Die deutsche Fotografin Ellen von Unwerth machte ihre erste Joberfahrung als Assistentin eines Messerwerfers im Zirkus und feierte in den Achtzigern Erfolge als „Mannequin-Muse“. Ihr Fotografiestil machte in internationalen Magazinen wie „Vogue“, „Interview“, „i-D“, „Elle“, „Vanity Fair“ etc. Furore. Sie wurde für diverse Werbekampagnen illustrer Marken engagiert.

Ihre sinnliche und positiv geprägte Fotografie, die lustvoll mit den Gegensätzen Natur und Künstlichkeit spielt, katapultierte sie in den Neunzigern in die Elite der Modefotografen. Im Jahr 1991 gewann sie den 1. Preis am Festival International de la Photographie de Mode in Cannes.

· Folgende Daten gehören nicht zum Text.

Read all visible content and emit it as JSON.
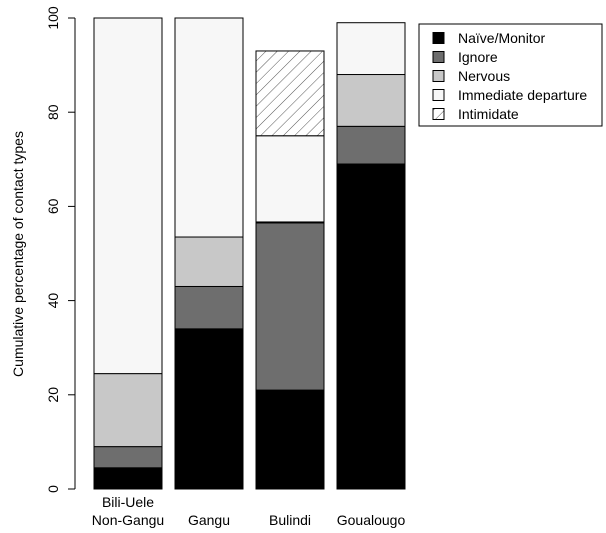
{
  "chart_data": {
    "type": "bar",
    "stacked": true,
    "ylabel": "Cumulative percentage of contact types",
    "xlabel": "",
    "ylim": [
      0,
      100
    ],
    "yticks": [
      0,
      20,
      40,
      60,
      80,
      100
    ],
    "categories": [
      [
        "Bili-Uele",
        "Non-Gangu"
      ],
      [
        "Gangu"
      ],
      [
        "Bulindi"
      ],
      [
        "Goualougo"
      ]
    ],
    "series": [
      {
        "name": "Naïve/Monitor",
        "color": "#000000",
        "pattern": "solid",
        "values": [
          4.5,
          34,
          21,
          69
        ]
      },
      {
        "name": "Ignore",
        "color": "#6e6e6e",
        "pattern": "solid",
        "values": [
          4.5,
          9,
          35.5,
          8
        ]
      },
      {
        "name": "Nervous",
        "color": "#c8c8c8",
        "pattern": "solid",
        "values": [
          15.5,
          10.5,
          0.2,
          11
        ]
      },
      {
        "name": "Immediate departure",
        "color": "#f7f7f7",
        "pattern": "solid",
        "values": [
          75.5,
          46.5,
          18.3,
          11
        ]
      },
      {
        "name": "Intimidate",
        "color": "#ffffff",
        "pattern": "hatch",
        "values": [
          0,
          0,
          18,
          0
        ]
      }
    ],
    "legend": "top-right",
    "grid": false
  }
}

In jüngster Zeit war sie an den Ausstellungen „Girls Girls Girls“ im Kunstmuseum Neuenburg und „Fashioning Fiction in Photography since 1990“ am MoMa/Queens in New York präsent.Sie arbeitete darüber hinaus an diversen Musikclips mit und verfasste eine Reihe von Fotobüchern: „Snaps“ (1994), „Wicked“ (1998), „Couples“ (1998), „Revenge“ (2002), „Omahyra & Boyd“ (2005) und „Fräulein“ (2009).